Aging dachshunds go through many changes, and these changes can occur quite rapidly. Reduced mobility from arthritis, graying hair and drying skin, decreased vision and hearing, increased sensitivity to things and noises that didn't bother the dachsie before, and increased barking or other vocalizing (sometimes due to hearing loss) are all common changes that can occur as your dachsie enters his senior years. Your senior dachshund may need encouragement to exercise and extra efforts to help him stay slim. Excess weight can seriously aggravate musculoskeletal problems, such as arthritis.
Owners should not, however, take any symptom for granted as just another sign of age. All unusual symptoms should be checked out by your veterinarian and treated. Your dachshund has been a wonderful companion for a long time. You owe it to him to keep him warm, loved, and comfortable during those last precious years.
Once your dachshund reaches eight or nine years of age, you should consider scheduling semiannual visits to your veterinarian. An annual veterinary exam for your dachshund is the human equivalent of a complete physical once every seven years. There aren't too many people in their early seventies who would wait until they turned eighty for their next appointment — don't make your aging dachshund wait, either!
Of course, there is always that difficult decision as to when to let your dachshund go. No one can tell you when to make the decision to euthanize your beloved friend. Your veterinarian can advise you as to what she feels is best for the dog, but ultimately it's up to you. Most people are reasonable about limiting their dog's suffering.

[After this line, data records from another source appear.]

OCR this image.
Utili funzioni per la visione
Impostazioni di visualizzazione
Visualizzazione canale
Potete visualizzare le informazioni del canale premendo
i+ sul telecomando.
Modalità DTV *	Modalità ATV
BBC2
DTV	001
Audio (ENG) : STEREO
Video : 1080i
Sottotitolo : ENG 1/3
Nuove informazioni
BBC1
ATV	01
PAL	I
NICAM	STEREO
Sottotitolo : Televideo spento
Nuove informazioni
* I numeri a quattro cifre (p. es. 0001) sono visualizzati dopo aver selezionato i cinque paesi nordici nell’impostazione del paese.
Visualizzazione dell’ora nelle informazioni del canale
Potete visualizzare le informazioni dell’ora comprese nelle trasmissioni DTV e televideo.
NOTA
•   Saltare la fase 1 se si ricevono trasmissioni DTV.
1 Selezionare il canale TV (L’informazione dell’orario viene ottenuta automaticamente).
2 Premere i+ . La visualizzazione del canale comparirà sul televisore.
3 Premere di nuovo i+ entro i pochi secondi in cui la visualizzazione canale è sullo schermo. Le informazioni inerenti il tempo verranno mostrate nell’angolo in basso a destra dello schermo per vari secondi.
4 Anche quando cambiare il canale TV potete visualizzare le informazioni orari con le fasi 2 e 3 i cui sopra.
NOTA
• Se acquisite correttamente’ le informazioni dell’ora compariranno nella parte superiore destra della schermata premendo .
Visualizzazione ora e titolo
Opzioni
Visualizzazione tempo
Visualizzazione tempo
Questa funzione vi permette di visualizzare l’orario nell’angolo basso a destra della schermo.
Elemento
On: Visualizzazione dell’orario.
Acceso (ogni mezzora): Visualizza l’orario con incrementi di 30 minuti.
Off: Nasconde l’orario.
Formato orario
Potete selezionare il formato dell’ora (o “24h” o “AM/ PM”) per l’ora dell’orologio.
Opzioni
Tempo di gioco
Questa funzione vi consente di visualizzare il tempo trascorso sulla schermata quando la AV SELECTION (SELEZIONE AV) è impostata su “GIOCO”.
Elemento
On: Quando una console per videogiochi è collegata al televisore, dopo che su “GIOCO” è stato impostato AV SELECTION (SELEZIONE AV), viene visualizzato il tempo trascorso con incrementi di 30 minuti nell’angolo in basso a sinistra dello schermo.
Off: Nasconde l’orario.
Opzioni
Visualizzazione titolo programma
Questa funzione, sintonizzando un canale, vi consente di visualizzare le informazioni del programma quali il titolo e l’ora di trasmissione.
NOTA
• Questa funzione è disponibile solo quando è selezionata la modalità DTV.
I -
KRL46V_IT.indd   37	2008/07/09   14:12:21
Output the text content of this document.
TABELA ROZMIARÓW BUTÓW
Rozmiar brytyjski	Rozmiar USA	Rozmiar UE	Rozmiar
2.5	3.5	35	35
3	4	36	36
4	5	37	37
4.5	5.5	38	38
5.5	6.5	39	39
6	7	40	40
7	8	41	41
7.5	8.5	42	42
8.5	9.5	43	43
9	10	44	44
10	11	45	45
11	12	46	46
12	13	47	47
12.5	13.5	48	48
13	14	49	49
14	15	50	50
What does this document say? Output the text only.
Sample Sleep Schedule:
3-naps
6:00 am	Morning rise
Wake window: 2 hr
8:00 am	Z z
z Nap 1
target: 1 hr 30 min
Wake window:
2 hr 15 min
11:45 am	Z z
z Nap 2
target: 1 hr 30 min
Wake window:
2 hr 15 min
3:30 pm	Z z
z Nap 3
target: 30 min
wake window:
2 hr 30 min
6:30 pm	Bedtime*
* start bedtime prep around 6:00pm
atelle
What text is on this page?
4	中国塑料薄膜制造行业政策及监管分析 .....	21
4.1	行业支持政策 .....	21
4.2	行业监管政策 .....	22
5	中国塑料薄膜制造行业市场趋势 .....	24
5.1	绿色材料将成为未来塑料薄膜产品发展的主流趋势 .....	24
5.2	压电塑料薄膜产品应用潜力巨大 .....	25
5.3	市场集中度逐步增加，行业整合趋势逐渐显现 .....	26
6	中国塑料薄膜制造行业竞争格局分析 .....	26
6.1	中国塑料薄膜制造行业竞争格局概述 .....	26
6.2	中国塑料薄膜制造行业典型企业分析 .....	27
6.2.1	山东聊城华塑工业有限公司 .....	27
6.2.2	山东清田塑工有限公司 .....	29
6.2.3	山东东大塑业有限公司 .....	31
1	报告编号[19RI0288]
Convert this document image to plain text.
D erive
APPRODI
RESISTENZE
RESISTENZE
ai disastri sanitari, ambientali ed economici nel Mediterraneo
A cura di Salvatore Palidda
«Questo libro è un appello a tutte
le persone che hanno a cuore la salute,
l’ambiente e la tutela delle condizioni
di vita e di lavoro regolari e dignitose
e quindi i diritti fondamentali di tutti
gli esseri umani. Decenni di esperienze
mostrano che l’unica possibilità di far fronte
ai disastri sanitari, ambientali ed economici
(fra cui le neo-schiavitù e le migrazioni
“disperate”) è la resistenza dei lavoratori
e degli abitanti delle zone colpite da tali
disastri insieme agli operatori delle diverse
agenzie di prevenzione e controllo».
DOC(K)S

When there are no more options left, and the dog is in pain, it's time to let go. Your dachshund would be the first in line to thank you.
Before you make a final decision, talk to your veterinarian and make sure you completely understand your options and all possible outcomes. Weigh these against the age of your dachsie and how many more years you could reasonably expect if he were able to recover from the surgery or medical treatment. Listen to your dachshund, too. Sometimes the answer is in front of you. Whatever your decision, the dachshund will always love you.